Review of Willard

Willard (1971)
6/10
Willard gets ratty with horrifying results!
8 October 2007
There is no shortage of films about young people who get angry and take revenge via some unethical means - Carrie, Evilspeak, Kiss of the Tarantula...the list goes on. But what makes Willard stand out from the rest of the crowd? Well, the answer to that has to be 'nothing really', though the film did come out before a lot of the similar films so I guess it deserves some credit for that fact. Willard is a fairly creepy little affair which features a handful of the 'classic' horror elements, those being rats, a creepy kid, a lonely old house etc and while the story comes together fairly well, Willard's main problem is that it's just not interesting enough. The plot focuses on Willard; a troubled young man who lives alone with his mother after the death of his father some years earlier. He's put under pressure by his mother his boss, who wants to force him out of the company because he wants Willard's house. Willard's only friends (aside from the girl at work) are his two pet rats, Ben and Socrates, but after a tragedy at work; Willard decides that enough is enough...

The title character is played by Bruce Davison, who if you ask me isn't really creepy enough.

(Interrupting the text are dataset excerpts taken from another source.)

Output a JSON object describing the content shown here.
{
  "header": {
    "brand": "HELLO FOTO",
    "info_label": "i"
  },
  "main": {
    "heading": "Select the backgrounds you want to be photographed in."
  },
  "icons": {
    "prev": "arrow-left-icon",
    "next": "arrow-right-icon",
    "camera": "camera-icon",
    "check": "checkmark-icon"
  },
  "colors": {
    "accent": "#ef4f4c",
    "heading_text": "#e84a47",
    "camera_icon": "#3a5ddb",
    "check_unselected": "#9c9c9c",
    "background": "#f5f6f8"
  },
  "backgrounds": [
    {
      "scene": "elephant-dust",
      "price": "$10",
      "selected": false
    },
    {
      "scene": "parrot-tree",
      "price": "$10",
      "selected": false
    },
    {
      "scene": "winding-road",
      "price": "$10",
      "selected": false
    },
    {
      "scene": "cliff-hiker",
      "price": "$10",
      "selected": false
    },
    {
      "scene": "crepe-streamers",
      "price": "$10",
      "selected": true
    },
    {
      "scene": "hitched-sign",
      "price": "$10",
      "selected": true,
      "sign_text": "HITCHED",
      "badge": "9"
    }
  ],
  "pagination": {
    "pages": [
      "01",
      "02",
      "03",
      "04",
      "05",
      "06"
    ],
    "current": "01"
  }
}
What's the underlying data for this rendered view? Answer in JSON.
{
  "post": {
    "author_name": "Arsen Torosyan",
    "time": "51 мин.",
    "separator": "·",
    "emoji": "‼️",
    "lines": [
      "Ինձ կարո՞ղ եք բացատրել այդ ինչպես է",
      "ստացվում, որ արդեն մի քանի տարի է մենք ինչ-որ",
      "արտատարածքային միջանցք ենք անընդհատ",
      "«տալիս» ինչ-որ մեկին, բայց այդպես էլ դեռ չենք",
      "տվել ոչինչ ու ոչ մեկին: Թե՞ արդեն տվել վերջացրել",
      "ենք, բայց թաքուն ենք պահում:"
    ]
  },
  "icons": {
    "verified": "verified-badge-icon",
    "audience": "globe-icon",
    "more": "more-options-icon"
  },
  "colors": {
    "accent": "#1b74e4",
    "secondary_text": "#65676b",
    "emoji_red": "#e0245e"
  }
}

The whole rats thing adds to his creepiness, but on the face of it he looks like your average kid, and personally I think the film would have worked better with someone a bit more foreboding in the lead role. Davison gets excellent support from Ernest Borgnine as his unsympathetic boss, and Borgnine manages to steal the show every time he appears on screen. The plot does move rather slowly, however, and the film cant really described as a thriller. The whole thing about Willard and his rats doesn't come through well either; we see him holding them, stroking them and talking to them but there's never really too much of a bond formed and the film constantly feels like it can't portray what it is that it wants to portray. There is something enjoyable about Willard though, the way it plods along means that it's easy to get into and it never became boring enough to make me want to reach for the remote. I have to say that the ending was a bit of disappointment, but you could do worse than this film I suppose.